In today’s briefing:
- Weekly Deals Digest (26 Jan) – Seven & I, Shinko, Canvest, GAPack, Get Nice, Japfa, LG CNS, Guming
- Unloved Japan Roundup: Don’t Panic Ahead of Q3 Results Rush
- Nidec (6594 JP): Growth Prospects Improving
- Is Slower Management Decision Making of Japanese Companies Relate to Slower Growth of Market Cap?

Weekly Deals Digest (26 Jan) – Seven & I, Shinko, Canvest, GAPack, Get Nice, Japfa, LG CNS, Guming
- A weekly summary of key developments across ECM and Event-Driven names tracked by us across Hong Kong, Australia, New Zealand, Singapore, Japan, Indonesia, Malaysia, Thailand, Korea, India and Chinese ADRs.
- ECM developments: LG CNS (LGCNSZ KS) seeks to raise up to US$837 million, and Guming Holdings (GUM HK) seeks to raise US$300 million.
- Event-Driven developments: Seven & I Holdings (3382 JP), Shinko Electric Industries (6967 JP), Fuji Soft Inc (9749 JP), Japfa Ltd (JAP SP), Get Nice Financial Group Ltd (1469 HK).
Unloved Japan Roundup: Don’t Panic Ahead of Q3 Results Rush
- More than 40 potential turnaround stocks will report Q3 results in the coming weeks.
- The average spread between the lowest and highest street estimate for the stocks on our target list is a gaping 45%. This doesn’t mean what most people think it means.
- Rohm, Taiyo Yuden, Yamato, Hamamatsu, JFE, Tsuruha look nice, but we pass on Shiseido and Mazda.
Nidec (6594 JP): Growth Prospects Improving
- Outlook improving with rising demand for energy storage systems and near-line HDDs and water cooling modules for AI servers.
- 3Q results point to FY sales above and profits in line with management’s guidance. Proceeding toward acquisition of Makino Milling next fiscal year.
- At 17.5x projected earnings and 10x cash flow, the shares are at the bottom of their 10-year valuation range. Buy for the medium- to long term.
Is Slower Management Decision Making of Japanese Companies Relate to Slower Growth of Market Cap?
- Declining components from MSCI indexes will lead to less inflows from active as well as passive funds, and less transmission from the sell-side to global investors.

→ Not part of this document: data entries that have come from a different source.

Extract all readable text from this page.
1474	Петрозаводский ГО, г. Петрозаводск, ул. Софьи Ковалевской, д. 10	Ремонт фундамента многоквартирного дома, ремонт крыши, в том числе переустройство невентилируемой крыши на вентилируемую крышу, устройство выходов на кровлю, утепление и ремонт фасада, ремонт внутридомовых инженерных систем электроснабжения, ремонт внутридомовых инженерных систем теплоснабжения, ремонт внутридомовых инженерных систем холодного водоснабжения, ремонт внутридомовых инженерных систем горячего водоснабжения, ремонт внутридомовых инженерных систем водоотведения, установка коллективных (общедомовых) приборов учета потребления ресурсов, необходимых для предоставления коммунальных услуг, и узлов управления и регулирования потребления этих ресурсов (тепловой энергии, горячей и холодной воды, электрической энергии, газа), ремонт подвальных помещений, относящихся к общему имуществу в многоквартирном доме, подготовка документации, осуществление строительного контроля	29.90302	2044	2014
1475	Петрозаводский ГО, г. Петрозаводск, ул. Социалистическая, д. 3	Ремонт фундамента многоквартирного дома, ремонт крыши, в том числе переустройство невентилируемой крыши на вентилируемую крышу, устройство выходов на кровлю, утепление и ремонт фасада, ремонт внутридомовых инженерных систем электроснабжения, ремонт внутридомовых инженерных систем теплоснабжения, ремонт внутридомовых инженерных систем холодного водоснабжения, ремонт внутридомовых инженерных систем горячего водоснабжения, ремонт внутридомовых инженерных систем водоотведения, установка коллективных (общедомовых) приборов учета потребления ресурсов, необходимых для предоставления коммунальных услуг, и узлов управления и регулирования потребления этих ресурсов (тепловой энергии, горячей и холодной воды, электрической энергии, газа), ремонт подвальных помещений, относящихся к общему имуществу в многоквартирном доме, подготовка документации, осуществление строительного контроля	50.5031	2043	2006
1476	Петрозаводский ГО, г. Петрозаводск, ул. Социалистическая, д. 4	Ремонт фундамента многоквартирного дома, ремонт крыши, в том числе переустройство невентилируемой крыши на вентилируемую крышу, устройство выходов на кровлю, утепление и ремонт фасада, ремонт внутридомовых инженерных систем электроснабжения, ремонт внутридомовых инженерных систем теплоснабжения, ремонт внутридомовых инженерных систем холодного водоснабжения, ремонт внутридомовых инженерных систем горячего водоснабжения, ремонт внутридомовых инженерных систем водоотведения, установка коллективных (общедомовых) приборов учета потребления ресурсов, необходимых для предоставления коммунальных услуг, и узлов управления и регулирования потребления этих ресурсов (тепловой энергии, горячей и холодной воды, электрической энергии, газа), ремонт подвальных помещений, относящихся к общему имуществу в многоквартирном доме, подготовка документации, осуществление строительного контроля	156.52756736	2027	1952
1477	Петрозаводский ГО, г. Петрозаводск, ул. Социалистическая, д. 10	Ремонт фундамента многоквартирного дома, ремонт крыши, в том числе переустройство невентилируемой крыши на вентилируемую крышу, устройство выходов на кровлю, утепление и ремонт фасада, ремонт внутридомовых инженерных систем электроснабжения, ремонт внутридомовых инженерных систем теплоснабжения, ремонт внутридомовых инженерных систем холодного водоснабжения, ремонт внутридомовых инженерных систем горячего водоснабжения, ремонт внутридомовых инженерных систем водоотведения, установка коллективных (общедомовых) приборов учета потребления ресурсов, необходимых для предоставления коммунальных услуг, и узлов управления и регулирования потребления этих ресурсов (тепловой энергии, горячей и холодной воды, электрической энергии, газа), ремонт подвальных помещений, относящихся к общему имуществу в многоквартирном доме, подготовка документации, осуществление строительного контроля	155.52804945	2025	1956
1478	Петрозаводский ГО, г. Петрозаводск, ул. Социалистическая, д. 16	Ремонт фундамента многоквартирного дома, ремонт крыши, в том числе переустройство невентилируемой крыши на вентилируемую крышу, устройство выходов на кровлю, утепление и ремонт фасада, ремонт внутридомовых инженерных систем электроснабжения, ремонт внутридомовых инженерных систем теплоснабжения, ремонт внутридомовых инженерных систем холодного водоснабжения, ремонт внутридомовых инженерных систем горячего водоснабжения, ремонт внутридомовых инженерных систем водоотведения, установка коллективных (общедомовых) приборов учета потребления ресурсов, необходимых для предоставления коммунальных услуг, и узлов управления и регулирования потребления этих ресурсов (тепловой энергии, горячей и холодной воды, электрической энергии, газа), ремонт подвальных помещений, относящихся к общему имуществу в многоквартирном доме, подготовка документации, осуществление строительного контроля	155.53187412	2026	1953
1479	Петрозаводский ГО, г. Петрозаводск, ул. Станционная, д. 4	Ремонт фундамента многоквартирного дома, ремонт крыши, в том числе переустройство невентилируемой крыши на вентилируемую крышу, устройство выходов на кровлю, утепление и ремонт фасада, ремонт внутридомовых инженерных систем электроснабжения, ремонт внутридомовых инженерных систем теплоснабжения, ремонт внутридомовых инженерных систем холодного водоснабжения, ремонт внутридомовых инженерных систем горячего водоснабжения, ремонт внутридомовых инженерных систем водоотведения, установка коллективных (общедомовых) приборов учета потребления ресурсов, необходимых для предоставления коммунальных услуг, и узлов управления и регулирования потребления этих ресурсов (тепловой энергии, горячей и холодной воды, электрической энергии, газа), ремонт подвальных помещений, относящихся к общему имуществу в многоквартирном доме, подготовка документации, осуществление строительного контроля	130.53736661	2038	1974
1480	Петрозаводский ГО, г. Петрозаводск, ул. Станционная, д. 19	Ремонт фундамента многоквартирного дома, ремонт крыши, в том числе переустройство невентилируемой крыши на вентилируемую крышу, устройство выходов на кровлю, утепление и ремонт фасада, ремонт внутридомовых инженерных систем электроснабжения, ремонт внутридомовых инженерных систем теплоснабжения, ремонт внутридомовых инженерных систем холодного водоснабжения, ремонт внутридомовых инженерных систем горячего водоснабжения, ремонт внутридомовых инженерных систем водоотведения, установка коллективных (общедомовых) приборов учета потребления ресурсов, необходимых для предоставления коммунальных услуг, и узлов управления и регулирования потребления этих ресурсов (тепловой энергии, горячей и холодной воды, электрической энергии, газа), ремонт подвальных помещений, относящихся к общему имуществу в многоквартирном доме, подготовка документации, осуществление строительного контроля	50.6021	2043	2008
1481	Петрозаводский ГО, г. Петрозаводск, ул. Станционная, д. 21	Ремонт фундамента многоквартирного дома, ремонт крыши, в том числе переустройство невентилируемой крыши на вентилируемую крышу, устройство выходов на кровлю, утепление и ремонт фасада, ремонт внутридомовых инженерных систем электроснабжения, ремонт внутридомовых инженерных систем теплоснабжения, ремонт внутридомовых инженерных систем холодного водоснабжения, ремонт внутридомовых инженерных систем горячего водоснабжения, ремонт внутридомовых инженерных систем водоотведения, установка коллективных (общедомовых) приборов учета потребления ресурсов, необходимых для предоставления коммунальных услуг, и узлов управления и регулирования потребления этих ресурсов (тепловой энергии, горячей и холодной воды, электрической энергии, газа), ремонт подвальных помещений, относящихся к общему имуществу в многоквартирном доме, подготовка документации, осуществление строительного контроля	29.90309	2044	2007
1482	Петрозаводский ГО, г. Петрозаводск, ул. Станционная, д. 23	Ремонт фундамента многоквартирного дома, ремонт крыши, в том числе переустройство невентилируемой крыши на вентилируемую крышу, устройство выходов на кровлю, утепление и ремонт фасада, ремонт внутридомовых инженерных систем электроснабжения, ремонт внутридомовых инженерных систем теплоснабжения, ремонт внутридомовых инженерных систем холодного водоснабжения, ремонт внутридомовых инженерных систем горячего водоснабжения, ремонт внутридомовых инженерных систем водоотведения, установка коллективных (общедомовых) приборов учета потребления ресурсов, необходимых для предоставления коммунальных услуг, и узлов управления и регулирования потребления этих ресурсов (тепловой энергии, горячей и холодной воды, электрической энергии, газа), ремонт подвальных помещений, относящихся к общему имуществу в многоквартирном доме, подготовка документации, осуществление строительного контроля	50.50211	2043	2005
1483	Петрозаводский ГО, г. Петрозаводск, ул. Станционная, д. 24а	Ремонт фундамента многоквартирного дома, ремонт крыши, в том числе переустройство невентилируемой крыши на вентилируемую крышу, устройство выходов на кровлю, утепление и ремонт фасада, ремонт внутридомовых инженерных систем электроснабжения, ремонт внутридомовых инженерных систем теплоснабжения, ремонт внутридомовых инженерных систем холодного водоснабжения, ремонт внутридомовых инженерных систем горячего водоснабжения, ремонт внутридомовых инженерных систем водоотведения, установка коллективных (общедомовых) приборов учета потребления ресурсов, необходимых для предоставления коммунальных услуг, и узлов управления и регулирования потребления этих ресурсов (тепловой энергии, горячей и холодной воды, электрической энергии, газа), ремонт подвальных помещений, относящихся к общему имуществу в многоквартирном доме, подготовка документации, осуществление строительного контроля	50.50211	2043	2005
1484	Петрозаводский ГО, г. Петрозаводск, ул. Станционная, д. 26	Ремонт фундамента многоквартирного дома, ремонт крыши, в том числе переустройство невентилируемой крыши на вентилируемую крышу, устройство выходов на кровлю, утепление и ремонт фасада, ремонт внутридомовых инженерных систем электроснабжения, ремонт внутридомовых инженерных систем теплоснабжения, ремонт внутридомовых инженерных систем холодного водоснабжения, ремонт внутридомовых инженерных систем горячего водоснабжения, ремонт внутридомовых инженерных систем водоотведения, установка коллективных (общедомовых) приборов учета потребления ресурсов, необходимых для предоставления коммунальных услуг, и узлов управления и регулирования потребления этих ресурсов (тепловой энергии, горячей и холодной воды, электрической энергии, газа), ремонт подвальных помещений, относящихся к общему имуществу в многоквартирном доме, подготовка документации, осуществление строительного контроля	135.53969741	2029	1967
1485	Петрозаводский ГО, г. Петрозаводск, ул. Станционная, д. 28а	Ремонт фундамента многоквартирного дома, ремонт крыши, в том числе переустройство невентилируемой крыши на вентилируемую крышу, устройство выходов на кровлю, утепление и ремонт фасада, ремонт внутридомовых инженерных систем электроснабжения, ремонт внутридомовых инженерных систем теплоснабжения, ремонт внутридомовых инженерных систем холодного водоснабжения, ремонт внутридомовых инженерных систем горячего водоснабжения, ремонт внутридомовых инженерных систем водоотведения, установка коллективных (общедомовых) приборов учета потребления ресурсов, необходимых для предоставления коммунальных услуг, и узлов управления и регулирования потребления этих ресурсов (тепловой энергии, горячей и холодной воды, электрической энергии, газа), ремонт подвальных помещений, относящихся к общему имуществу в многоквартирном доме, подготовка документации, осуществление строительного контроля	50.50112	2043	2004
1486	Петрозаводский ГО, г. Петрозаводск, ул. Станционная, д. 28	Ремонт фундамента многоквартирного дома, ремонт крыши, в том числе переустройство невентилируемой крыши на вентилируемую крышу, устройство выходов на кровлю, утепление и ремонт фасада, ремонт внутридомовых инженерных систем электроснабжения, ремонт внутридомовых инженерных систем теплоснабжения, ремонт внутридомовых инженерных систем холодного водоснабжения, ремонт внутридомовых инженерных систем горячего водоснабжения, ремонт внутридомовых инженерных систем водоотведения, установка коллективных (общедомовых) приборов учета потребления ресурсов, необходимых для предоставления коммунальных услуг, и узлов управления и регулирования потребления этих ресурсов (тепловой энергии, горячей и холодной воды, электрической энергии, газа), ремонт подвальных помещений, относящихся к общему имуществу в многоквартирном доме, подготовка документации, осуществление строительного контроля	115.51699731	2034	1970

- Based on the assumption that the world’s top companies have grown in response to changes in the environment, Japanese companies may be relatively slow in making management decisions for growth.
- As benchmark adopters reduce their investments in Japanese equities, investors adopting investment strategies that are less concerned with benchmarks will have a greater presence than ever before.